The World Commission on Dams chronicled both the economic benefits of dams and the damage they have caused to water-dependent ecosystems and human production systems. With few exceptions, the world’s hydraulic infrastructure projects have been operated for a limited set of economic objectives and without consideration of the environmental consequences. Yet riverine ecosystems and the myriad species they support are shaped by, and dependent on, the timing, magnitude, duration, and frequency of flow patterns. Excessive changes in any one of these four variables can lead to the collapse of entire fisheries and ecosystems. The consequences for the downstream river basin can be profound.
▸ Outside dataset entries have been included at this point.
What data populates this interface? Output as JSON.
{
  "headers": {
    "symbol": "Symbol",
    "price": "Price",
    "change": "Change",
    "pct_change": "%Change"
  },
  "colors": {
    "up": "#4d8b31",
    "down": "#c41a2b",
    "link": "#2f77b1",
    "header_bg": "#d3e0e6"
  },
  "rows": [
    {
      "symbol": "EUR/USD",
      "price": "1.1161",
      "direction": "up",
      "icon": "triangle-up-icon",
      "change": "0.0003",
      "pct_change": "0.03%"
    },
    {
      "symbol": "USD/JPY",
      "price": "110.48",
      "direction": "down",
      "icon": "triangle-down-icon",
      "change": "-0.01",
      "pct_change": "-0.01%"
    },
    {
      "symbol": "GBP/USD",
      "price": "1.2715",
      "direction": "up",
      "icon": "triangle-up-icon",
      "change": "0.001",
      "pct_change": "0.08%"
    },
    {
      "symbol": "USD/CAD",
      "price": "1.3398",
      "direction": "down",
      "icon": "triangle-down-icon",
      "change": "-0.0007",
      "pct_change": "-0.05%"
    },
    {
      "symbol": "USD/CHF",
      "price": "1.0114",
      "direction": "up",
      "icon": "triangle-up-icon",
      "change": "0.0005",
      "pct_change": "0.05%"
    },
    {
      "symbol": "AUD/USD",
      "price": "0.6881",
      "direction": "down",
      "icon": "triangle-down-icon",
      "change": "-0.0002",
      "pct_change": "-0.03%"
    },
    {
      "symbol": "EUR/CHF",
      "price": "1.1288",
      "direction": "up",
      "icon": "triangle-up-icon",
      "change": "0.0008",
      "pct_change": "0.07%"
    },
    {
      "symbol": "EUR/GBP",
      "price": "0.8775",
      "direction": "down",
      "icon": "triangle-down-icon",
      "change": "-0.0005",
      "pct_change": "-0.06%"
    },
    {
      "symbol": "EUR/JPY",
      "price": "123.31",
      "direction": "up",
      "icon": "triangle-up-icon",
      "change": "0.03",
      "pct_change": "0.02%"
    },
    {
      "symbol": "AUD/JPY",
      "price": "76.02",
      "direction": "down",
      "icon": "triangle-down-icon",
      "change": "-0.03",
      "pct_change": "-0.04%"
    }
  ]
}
By altering the natural flow regime, dams often:
- Diminish seasonal inflows of freshwater and nutrients into the ocean, disrupting the estuarine hydrodynamics that are the engine for the exceptional biological fertility at the freshwater/salt water interface; and
- Cause native fisheries to suffer while providing new habitat for exotic invaders.
In recent years, increasing attention has been paid to the ecological benefits of reoperating dams to store and release water in a pattern that more closely resembles natural flow conditions with their seasonal variability. The aiming point is to operate the reservoir more as a run-of-the-river facility and less as a storage facility. However, relatively little attention has been paid so far to techniques enabling these dams to make such environmental flow releases a permanent operational feature without reallocating water from economic to environmental uses. The Global Dam Reoptimization Initiative is focused on solutions intended to fill that information gap.